Introduction au droit

Conflit de lois dans le temps : rien ne sert de le résoudre à toute allure

En vertu du principe de non-rétroactivité, une loi nouvelle relative aux baux d’habitation n'est pas applicable à un congé délivré avant l'entrée en vigueur de cette loi, peu important son application immédiate aux effets futurs des contrats en cours.

Le propriétaire d'un appartement, qu'il avait loué à un couple en 2011, avait donné congé à ces derniers, le 19 décembre 2013, ces derniers ayant jusqu’au 24 juin 2014 pour s’exécuter. Ce congé avait été délivré par le bailleur conformément à l'article 15-I, alinéa 1er, de la loi du 6 juillet 1989 dans sa rédaction, à l’époque applicable, issue de la loi du 13 juin 2006, qui disposait que « lorsque le bailleur donne congé à son locataire, ce congé doit être justifié soit par sa décision de reprendre ou de vendre le logement, soit par un motif légitime et sérieux, notamment l'inexécution par le locataire de l'une des obligations lui incombant. A peine de nullité, le congé donné par le bailleur doit indiquer le motif allégué (…) ». Ce texte avait été ultérieurement modifié par l'article 5, 5°, b de la loi du 24 mars 2014 dite « Loi ALUR », entrée en vigueur le 27 mars 2014 et permettant au juge de « vérifier la réalité du motif de congé et le respect des obligations prévues au présent article » et de « déclarer non valide le congé si la non-reconduction du bail n'apparaît pas justifiée par des éléments sérieux et légitimes ». Les locataires congédiés avaient alors entendu contester en justice, au regard de cette nouvelle disposition, la validité du congé qui leur avait été délivré. 

La cour d’appel jugea le congé valable. 

Le couple de preneurs se pourvut alors en cassation, invoquant d’une part que comme toute loi nouvelle, la loi ALUR régissait immédiatement les effets légaux des situations juridiques en cours ayant pris naissance avant son entrée en vigueur et non définitivement réalisées, en sorte que le nouvel article 15 issu de cette loi était applicable au congé litigieux, dans la mesure où il n'avait pas encore produit tous ses effets (fixés au 24 juin 2014) à la date d'entrée en vigueur de la loi nouvelle (27 mars 2014) ; la juridiction d’appel aurait donc dû, comme elle y était désormais habilitée, vérifier la réalité du motif du congé, dont le caractère sérieux et légitime des circonstances censées le justifier n’avait pas, en l’espèce, été établi. Ils reprochaient d’autre part, aux juges du fond d’avoir justifié l’exclusion de l’application de la loi ALUR au congé litigieux par le dispositif transitoire d’application de cette loi tel qu’il avait été ultérieurement redéfini par une loi du 6 août 2015 (L. n° 2015-990 art. 82, II), venue préciser que l'article 15, dans sa rédaction issue de la loi ALUR, s'appliquait depuis la date d'entrée en vigueur de cette nouvelle loi à l'ensemble des contrats en cours au 7 août 2015. Or les locataires soutenaient que ce dispositif transitoire ne concernait que l'article 15 dans sa version issue de la loi du 6 août 2015, et non dans celle, exclusivement applicable au litige, issue de la loi ALUR du 24 mars 2014.

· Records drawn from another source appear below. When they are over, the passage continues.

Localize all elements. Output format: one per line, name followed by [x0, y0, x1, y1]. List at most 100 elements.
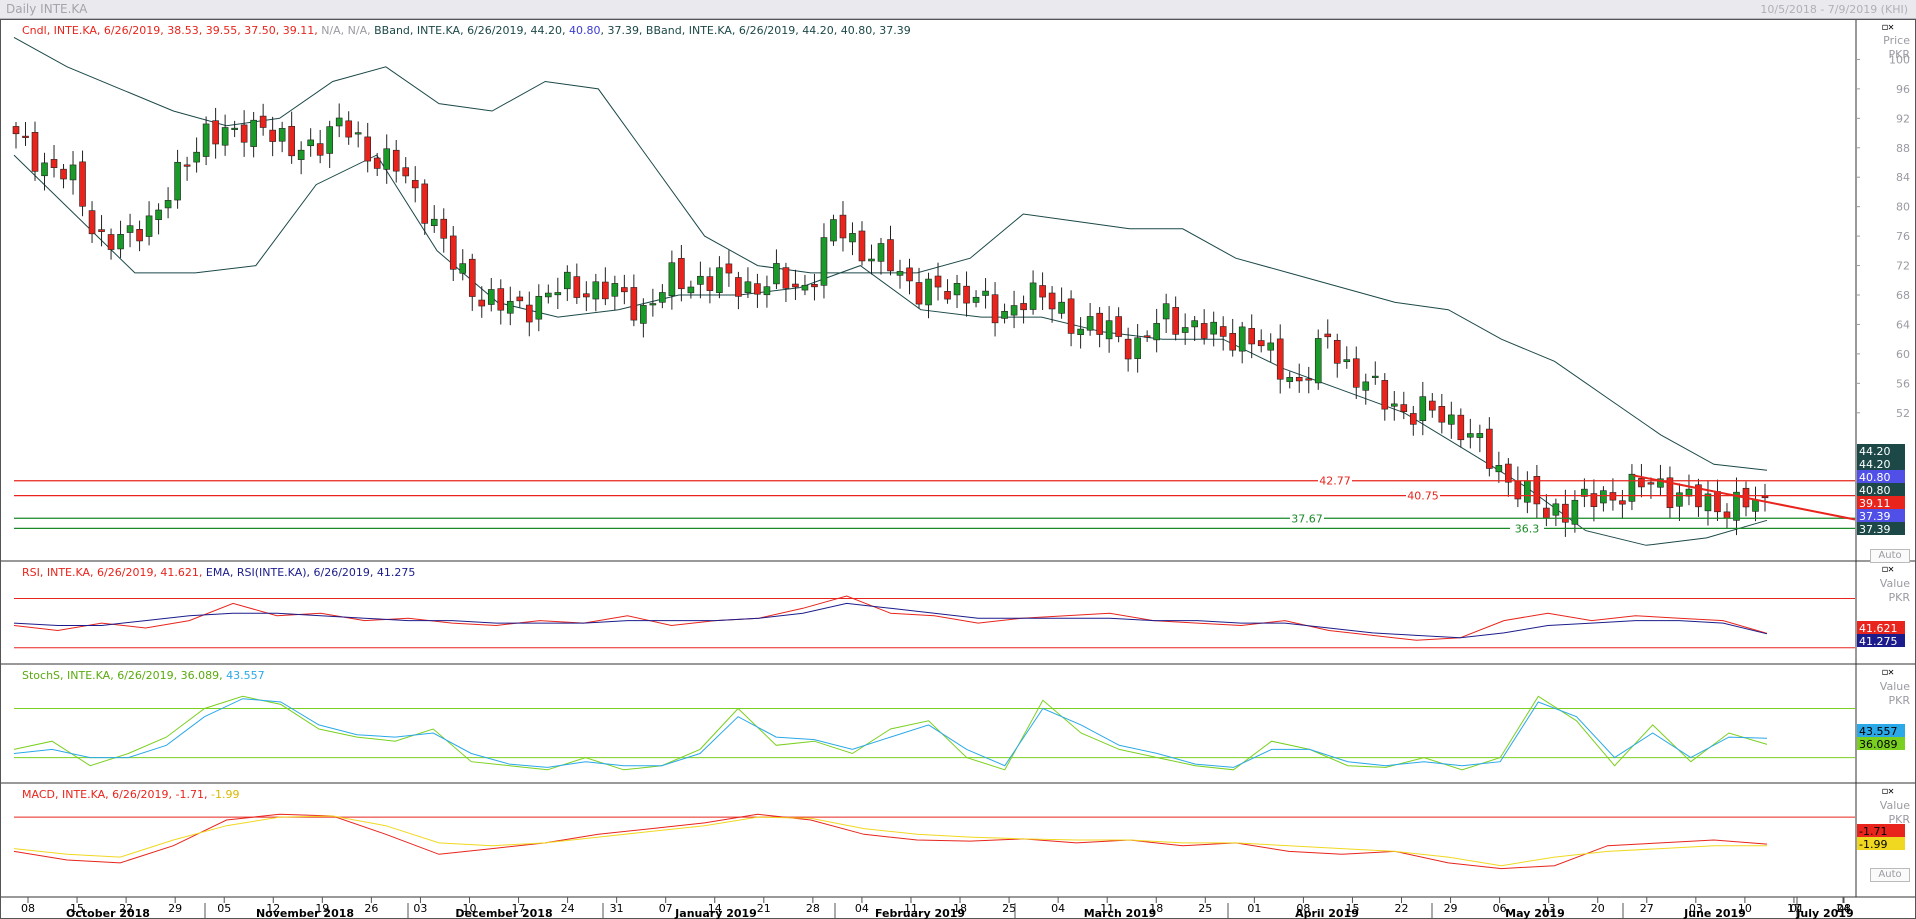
- rsi-axis-header: Value PKR: [1879, 577, 1910, 604]
- macd-auto-button[interactable]: Auto: [1870, 868, 1910, 882]
- macd-axis-header: Value PKR: [1879, 799, 1910, 826]
- candle-up: [383, 148, 391, 170]
- x-day-label: 08: [21, 902, 35, 915]
- price-label-bg: [1857, 509, 1905, 522]
- candle-down: [1115, 316, 1122, 337]
- candle-up: [1029, 282, 1037, 310]
- x-month-label: December 2018: [455, 907, 552, 919]
- candle-up: [164, 200, 172, 209]
- candle-up: [430, 218, 438, 227]
- rsi-value-bg: [1857, 634, 1905, 647]
- candle-down: [1324, 333, 1332, 338]
- candle-up: [487, 289, 495, 305]
- x-month-label: July 2019: [1795, 907, 1853, 919]
- price-auto-button[interactable]: Auto: [1870, 549, 1910, 563]
- candle-down: [1486, 428, 1493, 469]
- candle-up: [535, 295, 543, 320]
- bband-lower: [13, 154, 1768, 546]
- candle-down: [516, 296, 524, 302]
- x-day-label: 24: [561, 902, 575, 915]
- x-day-label: 28: [806, 902, 820, 915]
- level-label-bg: [1318, 474, 1352, 487]
- candle-up: [1571, 499, 1579, 525]
- candle-up: [1704, 493, 1712, 512]
- candle-up: [1010, 305, 1018, 316]
- candle-up: [545, 292, 552, 298]
- candle-up: [278, 128, 286, 142]
- stoch-value: 36.089: [1859, 738, 1898, 751]
- price-label: 40.80: [1859, 484, 1891, 497]
- candle-down: [50, 159, 58, 168]
- candle-down: [583, 293, 590, 298]
- x-day-label: 26: [364, 902, 378, 915]
- price-label-bg: [1857, 496, 1905, 509]
- candle-up: [564, 271, 571, 290]
- candle-up: [69, 164, 77, 181]
- candle-up: [611, 283, 619, 297]
- candle-down: [1381, 380, 1389, 410]
- price-label: 44.20: [1859, 458, 1891, 471]
- window-border: [0, 19, 1916, 919]
- candle-up: [1524, 480, 1531, 503]
- stoch-legend-part: 43.557: [222, 669, 265, 682]
- candle-up: [820, 237, 828, 286]
- rsi-value: 41.275: [1859, 635, 1898, 648]
- price-label-bg: [1857, 483, 1905, 496]
- candle-down: [991, 294, 999, 324]
- candle-up: [687, 286, 695, 294]
- x-day-label: 15: [70, 902, 84, 915]
- x-day-label: 03: [1689, 902, 1703, 915]
- rsi-legend-part: RSI, INTE.KA, 6/26/2019, 41.621,: [22, 566, 203, 579]
- candle-up: [174, 161, 181, 201]
- candle-up: [1191, 320, 1198, 328]
- stoch-panel-controls-icon[interactable]: ◻✕: [1882, 667, 1895, 678]
- x-month-label: February 2019: [875, 907, 965, 919]
- price-label: 40.80: [1859, 471, 1891, 484]
- candle-up: [155, 209, 162, 220]
- candle-down: [1429, 400, 1436, 411]
- price-label: 39.11: [1859, 497, 1891, 510]
- rsi-panel-controls-icon[interactable]: ◻✕: [1882, 564, 1895, 575]
- price-legend-part: , 37.39,: [600, 24, 643, 37]
- price-legend-part: BBand, INTE.KA, 6/26/2019, 44.20,: [370, 24, 569, 37]
- candle-up: [335, 117, 343, 127]
- x-day-label: 03: [413, 902, 427, 915]
- candle-up: [1153, 323, 1160, 341]
- candle-down: [1276, 338, 1284, 380]
- candle-down: [1257, 340, 1265, 347]
- candle-up: [326, 126, 333, 154]
- candle-up: [307, 139, 314, 147]
- x-day-label: 04: [855, 902, 869, 915]
- price-tick-label: 96: [1896, 83, 1910, 96]
- candle-down: [725, 263, 733, 274]
- candle-down: [906, 267, 913, 282]
- candle-down: [1666, 477, 1674, 509]
- candle-down: [735, 277, 742, 297]
- price-panel-controls-icon[interactable]: ◻✕: [1882, 22, 1895, 33]
- candle-up: [1495, 465, 1503, 473]
- price-label-bg: [1857, 522, 1905, 535]
- price-tick-label: 92: [1896, 112, 1910, 125]
- stoch-value: 43.557: [1859, 725, 1898, 738]
- candle-down: [1048, 292, 1056, 310]
- candle-down: [88, 210, 96, 235]
- macd-value-bg: [1857, 837, 1905, 850]
- x-day-label: 18: [1149, 902, 1163, 915]
- macd-panel-controls-icon[interactable]: ◻✕: [1882, 786, 1895, 797]
- candle-up: [1552, 503, 1560, 516]
- candle-up: [849, 233, 856, 243]
- price-tick-label: 88: [1896, 142, 1910, 155]
- candle-up: [1086, 316, 1094, 331]
- candle-up: [763, 286, 771, 296]
- price-tick-label: 64: [1896, 318, 1910, 331]
- candle-up: [145, 215, 153, 237]
- candle-down: [1143, 335, 1151, 338]
- candle-down: [754, 283, 761, 295]
- price-tick-label: 60: [1896, 348, 1910, 361]
- x-day-label: 05: [217, 902, 231, 915]
- price-tick-label: 100: [1889, 53, 1910, 66]
- candle-up: [1134, 337, 1141, 359]
- x-day-label: 08: [1296, 902, 1310, 915]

Par un motif de pur droit, substitué à ceux critiqués, la Cour de cassation rejette le pourvoi, jugeant l’arrêt attaqué légalement justifié par le principe de non-rétroactivité de la loi nouvelle, interdisant d’appliquer le texte précité dans sa rédaction issue de la loi du 24 mars 2014, à un congé délivré le 19 décembre 2013, soit avant l’entrée en vigueur de la loi nouvelle.

Cette solution rendue par substitution de motifs, permettant ainsi de censurer la motivation des juges du fond mais non leur décision, autorise la Cour de cassation à confirmer la validité du congé en l’espèce délivré, en substituant un motif de pur droit à la motivation retenue par les juges d’appel. 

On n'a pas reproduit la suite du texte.